What happened this weekend saddened us. Saydrah's postings have been additive to the community, and we have no indication that she's been anything but a great moderator to the communities she moderates. Moderators are not exempt from our anti-cheating measures, and, though I hate to have to put it in these terms, we've "investigated" Saydrah, and we didn't find any indication of her cheating or otherwise abusing power.

Nerd talk starts here

TL;DR: oh hi i upgraded your RAM

Myths:
The recent site problems are because reddit moved to EC2 -- False
The only reason we were able to fix this at all is because we are on EC2 and were able to quickly spin up new instances. In fact, we just had to do it again this morning because we needed even more RAM.

But I swear it's been slow since you moved to EC2! -- False
We moved to EC2 in May 2009. We only started getting reports of slowness about three weeks ago, which we could also see in our logs and monitoring. The number of reports got worse as time went on, but we didn't see it ourselves, so it was hard to track down a specific cause.

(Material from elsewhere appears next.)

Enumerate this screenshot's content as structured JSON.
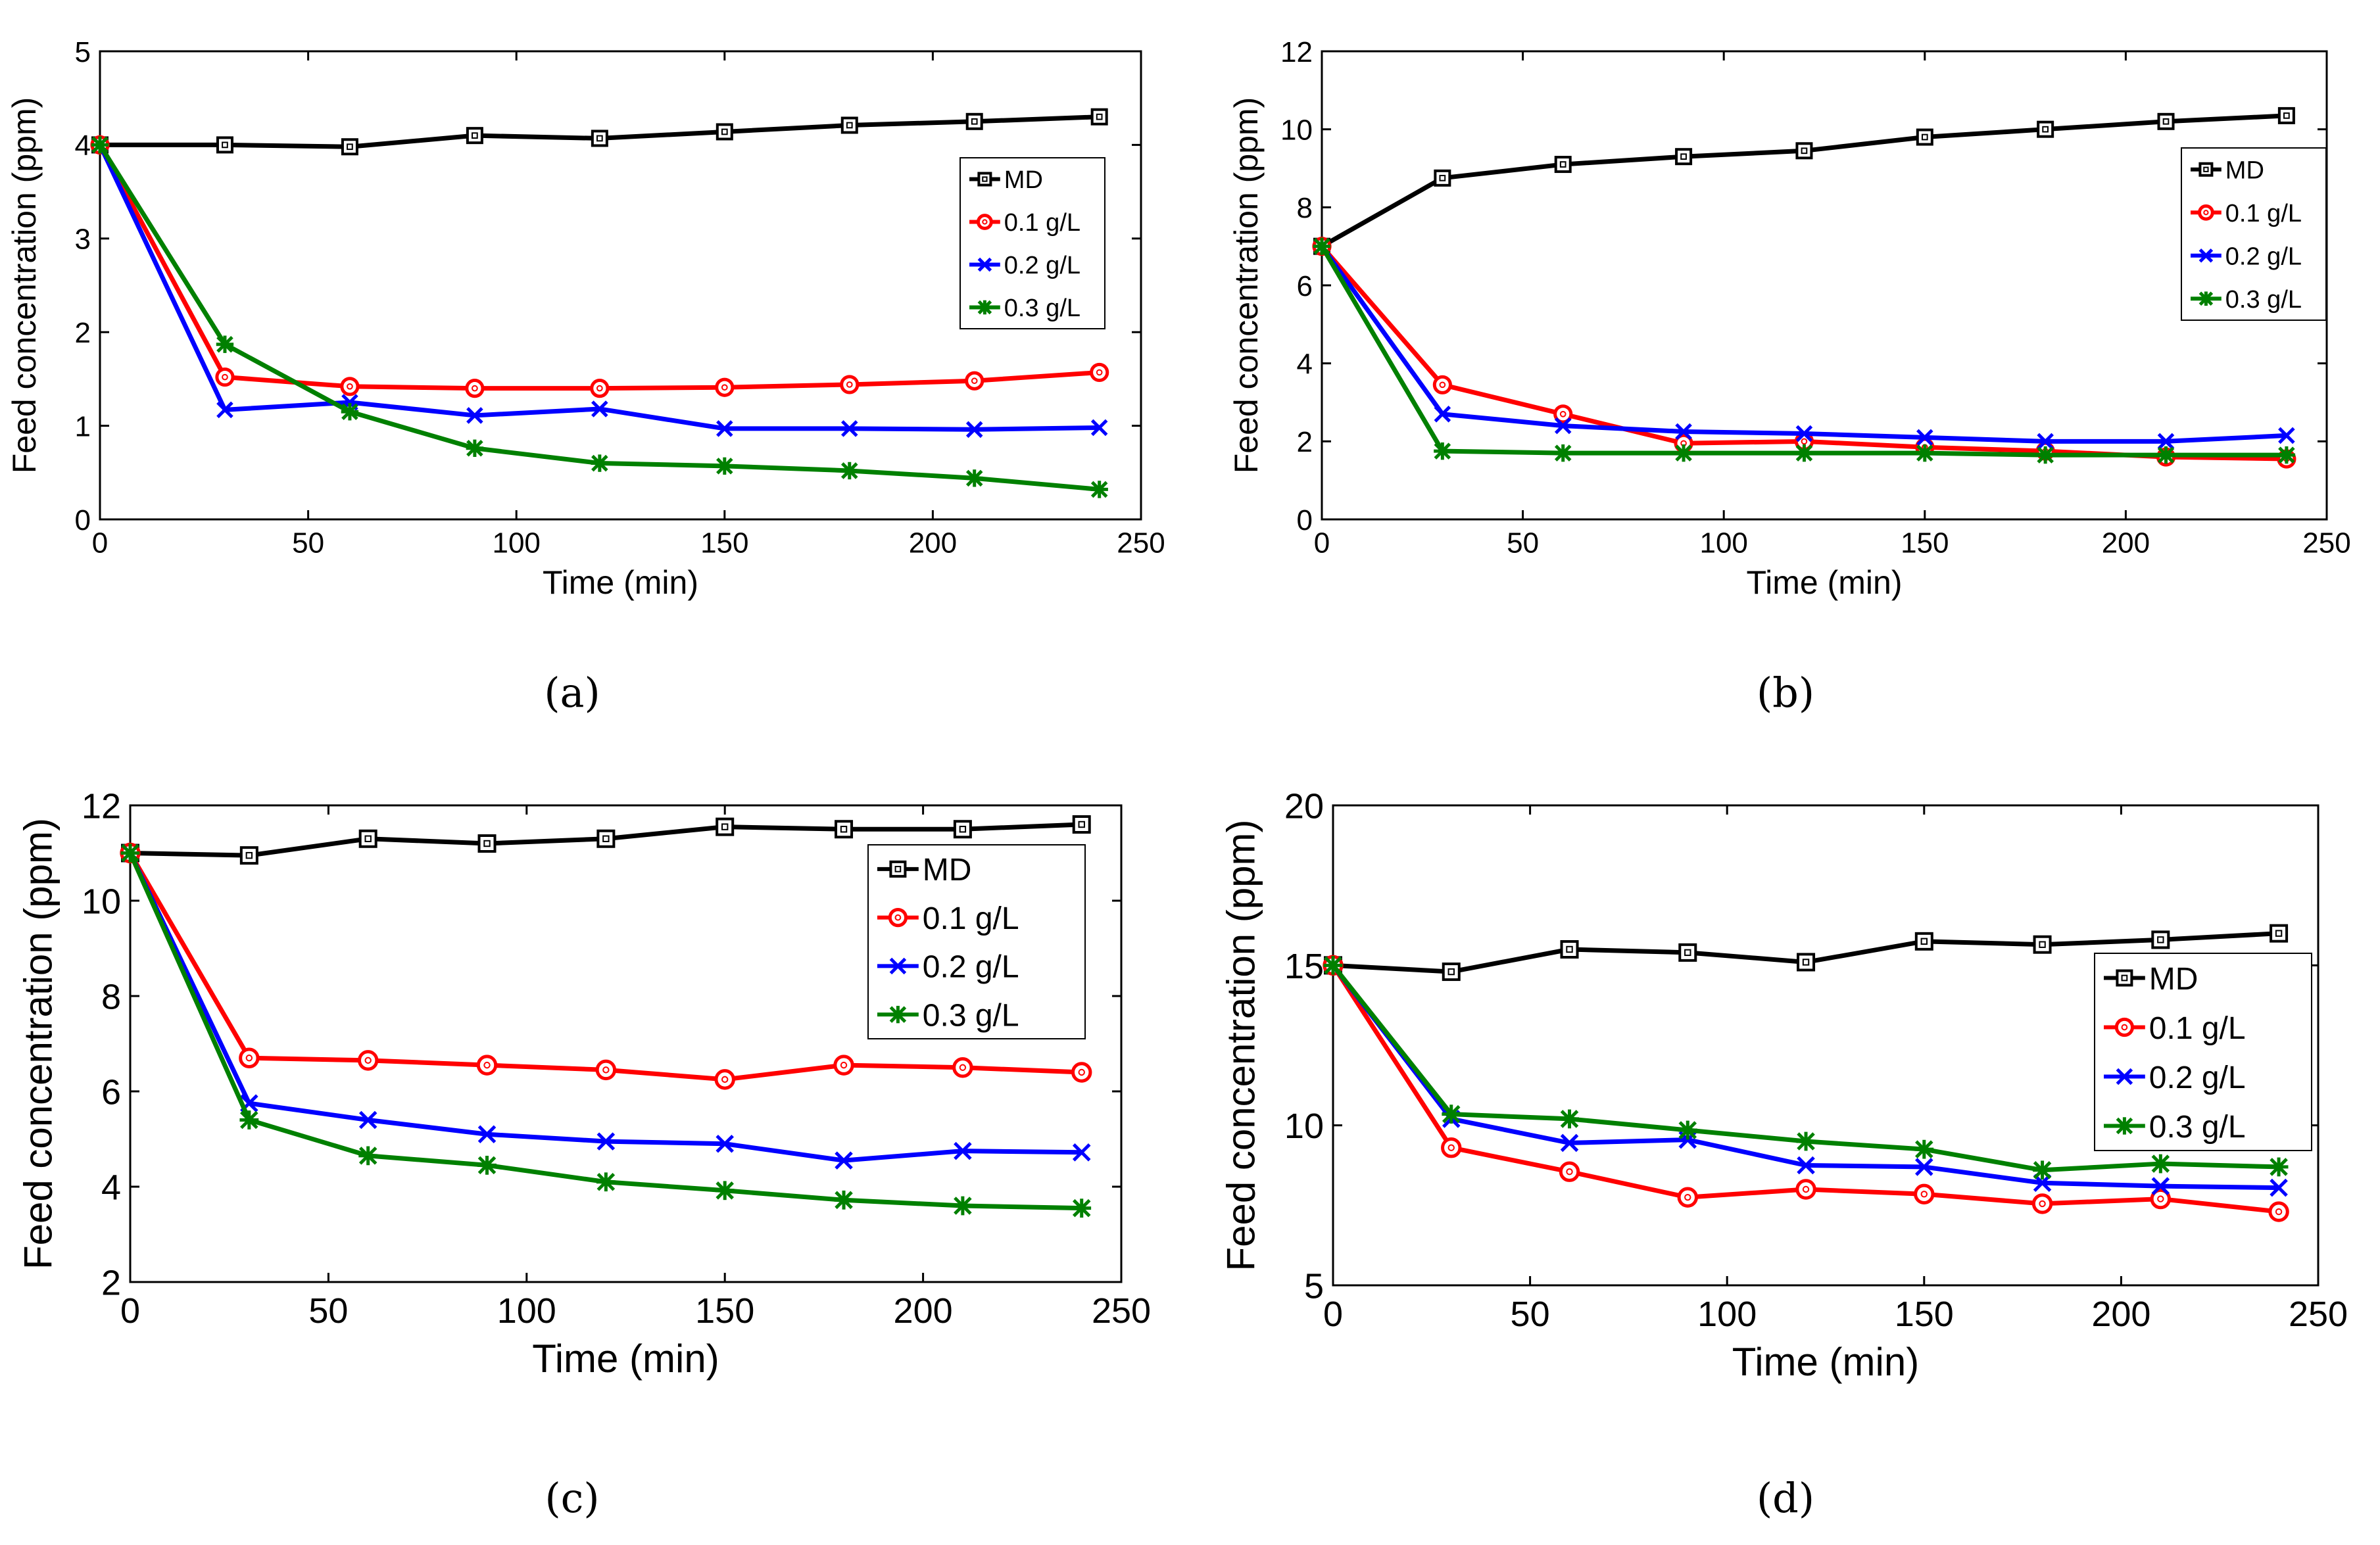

reddit is just text, so you guys are clearly morons -- False
While reddit is just text when it leaves our servers, there is a whole lot going on under the hood. It is a highly customized user experience, on par with something like Facebook (just not as many users). We do 100's of transactions every second. While we may be doing some things wrong, it's a lot more than just 'select * from comments where article = "foo"'

Let's start at the beginning. Here is a simplified version of reddit's architecture:



The area where we are having trouble right now is that purple section in the middle that says "memcaches". Specifically, we are having problems with memcachedb, which is where we store a bunch of precomputed listings, like all the listing pages, profile pages, inboxes; pretty much any list on reddit that is too expensive to calculate on the fly.

A few years ago, we decided to md5 all of our cache keys. We did this because at the time memcached (which is what memcachedb is based on) could only take keys of a certain length. In fact, the version it is based on still has this limitation. MD5ing the keys was a good solution to this problem, so we thought.

It turns out that this one little decision makes it so that we can't horizontally scale that layer of our architecture without losing all the data already there (because all of the keys would point to the wrong server if we added a new one). While we could recalculate all the data, it would take weeks to do so.

And that is in fact what we will be doing. Memcachedb has served us well, but it is getting old. It can no longer return data fast enough for our needs, due to the way it interacts with BDb (its underlying data store). We will soon be picking a new data store to replace memcachedb and recalculating all of the data for it, most likely by adding the new cache into the cache chain, and then recalculating what is left after a few weeks.

But in the mean time, what we have done is spin up 5 new instances to run memcached. This allowed us to expand the size of the memcache in front of memcachedb to 6GB (up from 2GB). Right now, this means that about 94% of each database is in RAM. As our site grows, this fix will fail us, but hopefully it buys us enough time until we can replace the data store.

As usual, if you want to tell us why we suck at our jobs, feel free to leave some comments on this post.